Immense paquebot de béton échoué en périphérie de Londres, le stade de Twickenham pourrait presque faire siennes les paroles de Michel Sardou dans la chanson Le France : « Ne m’appelez plus jamais Twickenham, le rugby anglais m’a laissé tomber ». Samedi 8 février (17 h 45, heure de Paris), c’est au sein de l’Allianz Stadium que l’équipe d’Angleterre de rugby accueillera le XV de France, comme elle le fera pour les autres rencontres du Tournoi des six nations.
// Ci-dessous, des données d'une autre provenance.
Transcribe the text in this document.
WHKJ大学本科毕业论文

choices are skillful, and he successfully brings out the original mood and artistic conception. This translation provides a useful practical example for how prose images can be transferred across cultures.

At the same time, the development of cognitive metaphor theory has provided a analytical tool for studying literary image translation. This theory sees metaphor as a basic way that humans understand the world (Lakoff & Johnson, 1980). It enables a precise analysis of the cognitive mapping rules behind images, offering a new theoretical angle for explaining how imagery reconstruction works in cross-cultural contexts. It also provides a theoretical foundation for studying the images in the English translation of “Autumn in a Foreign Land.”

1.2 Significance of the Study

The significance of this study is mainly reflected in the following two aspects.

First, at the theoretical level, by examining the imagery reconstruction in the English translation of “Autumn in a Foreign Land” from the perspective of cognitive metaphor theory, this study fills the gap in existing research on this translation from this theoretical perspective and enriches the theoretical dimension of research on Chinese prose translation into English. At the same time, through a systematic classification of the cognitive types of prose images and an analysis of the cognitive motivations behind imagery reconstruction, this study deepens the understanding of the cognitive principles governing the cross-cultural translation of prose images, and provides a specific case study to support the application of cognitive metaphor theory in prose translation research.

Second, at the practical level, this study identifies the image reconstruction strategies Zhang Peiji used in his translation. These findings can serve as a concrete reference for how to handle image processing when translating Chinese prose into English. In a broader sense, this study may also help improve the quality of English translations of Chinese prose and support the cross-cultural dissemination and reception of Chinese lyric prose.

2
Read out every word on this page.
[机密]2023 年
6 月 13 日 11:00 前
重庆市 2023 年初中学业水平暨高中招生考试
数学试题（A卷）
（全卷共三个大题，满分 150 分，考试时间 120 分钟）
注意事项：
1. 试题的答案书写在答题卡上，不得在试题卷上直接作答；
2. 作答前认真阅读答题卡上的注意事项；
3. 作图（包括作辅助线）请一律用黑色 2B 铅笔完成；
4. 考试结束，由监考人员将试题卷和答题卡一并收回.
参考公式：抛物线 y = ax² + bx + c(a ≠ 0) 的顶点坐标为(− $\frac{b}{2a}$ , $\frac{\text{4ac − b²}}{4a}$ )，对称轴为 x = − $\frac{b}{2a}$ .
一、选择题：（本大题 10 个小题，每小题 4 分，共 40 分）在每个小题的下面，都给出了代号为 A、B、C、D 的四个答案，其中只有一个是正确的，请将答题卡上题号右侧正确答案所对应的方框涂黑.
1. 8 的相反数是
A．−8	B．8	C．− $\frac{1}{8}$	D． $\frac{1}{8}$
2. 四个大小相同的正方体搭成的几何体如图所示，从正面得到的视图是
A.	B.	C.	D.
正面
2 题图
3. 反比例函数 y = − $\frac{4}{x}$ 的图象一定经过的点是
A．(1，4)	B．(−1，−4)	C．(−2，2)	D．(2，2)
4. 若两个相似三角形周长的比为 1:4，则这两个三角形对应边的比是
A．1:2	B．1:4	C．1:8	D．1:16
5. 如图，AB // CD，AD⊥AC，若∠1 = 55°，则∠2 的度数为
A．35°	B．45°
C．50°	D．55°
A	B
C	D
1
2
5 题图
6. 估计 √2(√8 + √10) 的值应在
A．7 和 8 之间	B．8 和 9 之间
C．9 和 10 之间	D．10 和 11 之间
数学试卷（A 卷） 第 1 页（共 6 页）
Une première depuis 1909.
Que l’on se rassure, le rugby anglais n’a pas véritablement « laissé tomber » la vénérable enceinte. On pourra d’ailleurs le constater samedi. La statue à l’extérieur témoignant de sa riche histoire, ses 82 000 places déferlant presque verticalement sur la pelouse : rien n’a changé – hormis le nom, la Fédération anglaise de rugby (RFU) ayant, comme d’autres organisations sportives avant elle, cédé aux sirènes de ce que l’on appelle le naming.
La décision de vendre le nom de l’enceinte à la multinationale d’assurances Allianz avait été officialisée le 5 août 2024. « Un investissement pour le futur », avait justifié, sur la BBC, Bill Sweeney, le patron de l’instance, évoquant un contrat de plus de 100 millions de livres sterling (120 millions d’euros) sur dix ans.